Program percontohan tersebut akan diterapkan pada tahun ajaran 2026/2027 diempat sekolah swasta yaitu, SMP Monamas, SMP YPPI, MTS Al-Amin, dan satu sekolah di kelurahan Guntung yang bekerjasama dengan SMP Negeri 9 Bontang.
Kepala Disdikbud Bontang, Abdu Safa Muha, mengatakan uji coba ini akan menjadi titik awal penghapusan SPP diseluruh sekolah swasta Bontang.
“Di fase awal ini, SPP untuk empat sekolah akan dibebaskan sepenuhnya ujarnya,” Ujarnya, Jumat (10/04/2026).

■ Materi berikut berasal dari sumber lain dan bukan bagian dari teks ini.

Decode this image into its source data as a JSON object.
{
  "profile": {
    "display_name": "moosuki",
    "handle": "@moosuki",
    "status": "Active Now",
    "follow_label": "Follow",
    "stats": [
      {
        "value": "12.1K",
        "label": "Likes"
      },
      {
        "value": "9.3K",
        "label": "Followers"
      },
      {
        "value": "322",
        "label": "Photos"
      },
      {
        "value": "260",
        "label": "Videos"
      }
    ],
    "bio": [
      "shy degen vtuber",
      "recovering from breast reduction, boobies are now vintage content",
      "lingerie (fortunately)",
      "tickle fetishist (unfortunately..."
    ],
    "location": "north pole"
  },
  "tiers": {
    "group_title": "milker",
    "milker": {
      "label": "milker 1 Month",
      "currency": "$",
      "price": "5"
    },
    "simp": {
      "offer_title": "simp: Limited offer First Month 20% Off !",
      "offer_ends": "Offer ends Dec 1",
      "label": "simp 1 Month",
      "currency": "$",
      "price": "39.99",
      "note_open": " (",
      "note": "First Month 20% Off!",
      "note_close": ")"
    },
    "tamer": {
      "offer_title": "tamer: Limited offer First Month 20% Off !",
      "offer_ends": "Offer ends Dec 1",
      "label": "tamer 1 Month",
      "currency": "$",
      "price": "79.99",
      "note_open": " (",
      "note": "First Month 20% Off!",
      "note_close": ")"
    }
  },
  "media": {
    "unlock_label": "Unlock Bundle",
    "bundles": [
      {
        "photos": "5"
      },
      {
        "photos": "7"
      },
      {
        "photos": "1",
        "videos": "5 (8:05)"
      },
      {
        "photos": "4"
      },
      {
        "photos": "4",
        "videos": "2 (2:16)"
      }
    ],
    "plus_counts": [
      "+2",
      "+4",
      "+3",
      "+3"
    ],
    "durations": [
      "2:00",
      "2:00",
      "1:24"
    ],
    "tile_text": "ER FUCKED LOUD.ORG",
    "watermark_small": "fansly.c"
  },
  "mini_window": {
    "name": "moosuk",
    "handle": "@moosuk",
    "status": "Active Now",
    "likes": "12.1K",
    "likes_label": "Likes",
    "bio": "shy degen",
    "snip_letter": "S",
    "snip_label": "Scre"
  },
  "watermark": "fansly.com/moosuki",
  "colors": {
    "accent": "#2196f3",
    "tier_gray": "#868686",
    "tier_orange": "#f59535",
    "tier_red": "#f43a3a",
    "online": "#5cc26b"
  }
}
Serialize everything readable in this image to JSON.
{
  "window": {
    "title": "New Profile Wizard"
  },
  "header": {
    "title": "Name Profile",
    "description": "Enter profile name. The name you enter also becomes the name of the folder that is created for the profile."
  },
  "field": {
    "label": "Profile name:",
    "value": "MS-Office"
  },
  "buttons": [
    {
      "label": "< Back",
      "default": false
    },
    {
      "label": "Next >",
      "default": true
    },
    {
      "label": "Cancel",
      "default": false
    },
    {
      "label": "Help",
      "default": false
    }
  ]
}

Ia melanjutkan, kebijakan ini sejalan dengan Putusan Mahkamah Konstitusi (MK) Nomor 3/PUU-XXII/2024 yang menetapkan pendidikan dasar sembilan tahun wajib bebas biaya, baik di sekolah negeri maupun swasta. Dalam putusan tersebut, pembiayaan pendidikan menjadi tanggung jawab pemerintah pusat dan daerah tanpa diskriminasi.
Menurutnya, implementasi kebijakan ini tidak hanya bertujuan meringankan beban orang tua, tetapi juga mendorong pemerataan kualitas pendidikan di semua jenis sekolah.
Disdikbud optimistis program tersebut dapat berjalan efektif dan menjadi solusi jangka panjang dalam menciptakan pendidikan yang inklusif dan merata di Kota Bontang.
“program ini tidak hanya berjalan efektif, tetapi juga mampu menciptakan pemerataan akses pendidikan di Bontang,” pungkasnya.